What do you do, when you don’t know what to do?
Posted by BPuhl on March 8, 2008
[Edited 3/8] Talk about a reminder! I started to write this post back in February. Like most things, it got tossed to the back burner when everything else in life started flying sideways. I’ve started to develop the bad habit, that if I can’t throw a blog post out in the 2 minutes that I’m thinking of something, then I don’t seem to be getting back to them. Not good.
While out to dinner with several friends at DEC the other night, the conversation turned to, “What do you do when you don’t know what to do?” What was really funny, is that I thought I had already blogged about it…well…without further ado, here’s a fairly legitimate blog post
[Original from 2/11]
So what do you do when you don’t know what to do? This happened recently, when one of the vendors that is helping us with Longhorn deployments comes running down the hallway because he thought he had accidentally seized the RID master in the REDMOND domain and then brought the original back online. Of course, it’s 9am, there’s hardly anybody around, but fortunately he was able to find someone who suggested that he just turn off the DC until the DC guys came in. Back down the hallway and that’s what he did.
Make whatever comments you like about the impacting of seizing the RID master, knowledge of what the role does, it’s impact, etc… That’s not the point of this post. The point of this post is, that few people will ever have 100% understanding of every aspect of the system, everything that could possibly change in it, and the downstream effect that every possible change will have on all dependent systems. Without that impossible depth and breadth of knowledge – then sooner or later SOMETHING is going to happen that you don’t know what to do about.
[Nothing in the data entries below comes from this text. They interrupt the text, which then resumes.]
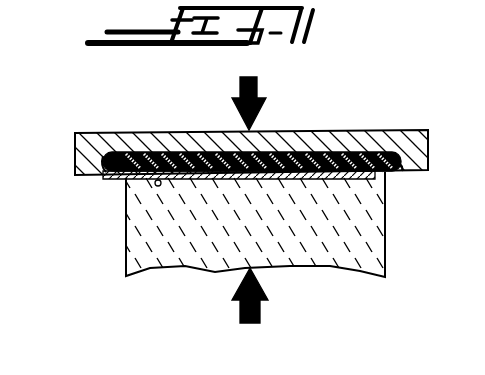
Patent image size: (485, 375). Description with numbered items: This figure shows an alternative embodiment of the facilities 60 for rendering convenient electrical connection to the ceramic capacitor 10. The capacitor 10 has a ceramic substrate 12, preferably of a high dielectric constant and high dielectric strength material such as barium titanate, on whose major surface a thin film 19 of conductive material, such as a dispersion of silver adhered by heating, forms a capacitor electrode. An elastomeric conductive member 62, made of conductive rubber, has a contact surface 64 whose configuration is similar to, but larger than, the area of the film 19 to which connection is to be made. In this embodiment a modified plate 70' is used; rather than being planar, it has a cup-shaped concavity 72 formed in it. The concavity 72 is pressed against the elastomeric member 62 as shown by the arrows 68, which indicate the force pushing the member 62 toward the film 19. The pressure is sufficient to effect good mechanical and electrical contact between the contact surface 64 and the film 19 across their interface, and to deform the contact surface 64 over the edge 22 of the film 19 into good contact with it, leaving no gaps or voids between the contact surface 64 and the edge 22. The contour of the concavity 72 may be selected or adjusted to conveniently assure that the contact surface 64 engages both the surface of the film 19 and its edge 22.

The ceramic capacitor 10 is at (166, 297).
The ceramic substrate 12 is at (372, 222).
The thin film 19 is at (388, 176).
The edge of the film 22 is at (110, 177).
The facilities 60 is at (343, 92).
The elastomeric conductive member 62 is at (403, 170).
The contact surface 64 is at (252, 132).
The arrows 68 is at (257, 81).
The modified plate 70' is at (277, 152).
The cup-shaped concavity 72 is at (342, 150).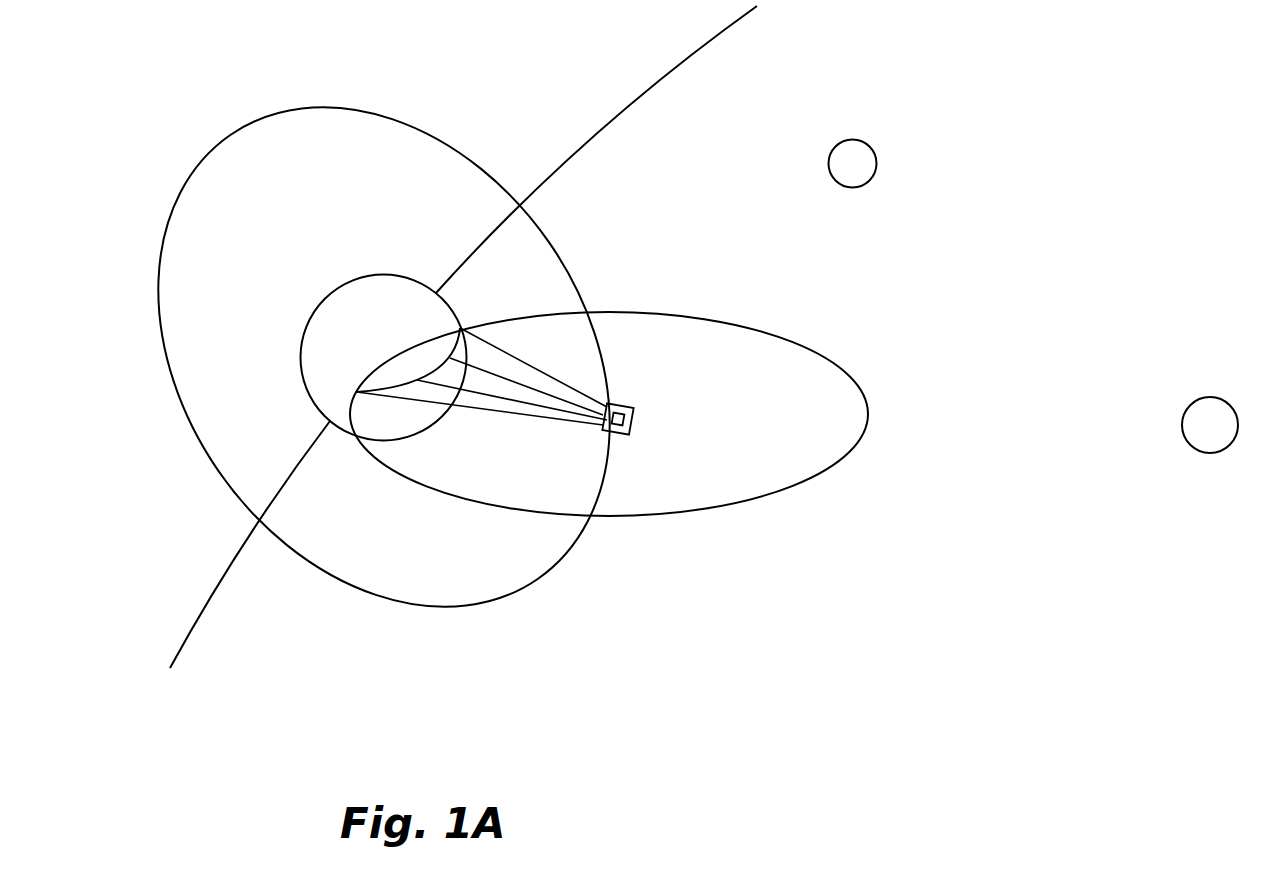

Back to the AD team, it didn’t take long to realize that few people had actually considered what they would do if, say for example, they thought they accidentally seized the RID master, or they accidentally ran a script that performed some bulk change (or delete), or accidentally clicked “ok” when they should have hit cancel. The problem is that if you’ve never thought about it, then you don’t know what’s in your toolbox. And how can you fix something, if you don’t have the tools?
The basic idea: Slow or stop the bleeding, until you can get help.
– If it’s a server issue and you aren’t sure what happened – Turn it off!
– If you think some change happened in AD that could replicate around the world – REPADMIN /OPTIONS * +DISABLE_OUTBOUND_REPLICATION It’s the big red button that will stop replication.
These are just a couple of things that you can do, but the point is, nobody is going to get mad when you stop forest wide replication or for turning off a server, if it saves them from needing to do a forest recovery. Damage control is about accepting that you’re going to have an impact, so let’s just limit it.
And one last note – When you do finally get a hold of the cavalry, and they come rushing in to help – Tell them what happened! Yes, it might be embarrassing to admit that you made a mistake…or even to find out that you reacted quickly and forcefully to something that wasn’t a mistake at all…but I haven’t heard of people being fired over embarrassment. I have heard of jobs being lost when people tried to hide their actions.
[From 3/8] – Talking about this at dinner, Stuart told a story that he had read in a book about the CDC (I wish I could remember the name of the book!), and the people who work in labs with ultra-dangerous viruses. What do they do if they accidentally nick their spacesuit and their finger, exposing themselves to deadly viruses? They have 10-20 seconds to cut off their finger, otherwise they are as good as dead. Kind of makes me glad that I only work on computer systems 
 My memory of this story is a little bit clouded by the wine. Any inaccuracies are mine, but it still makes for a good story!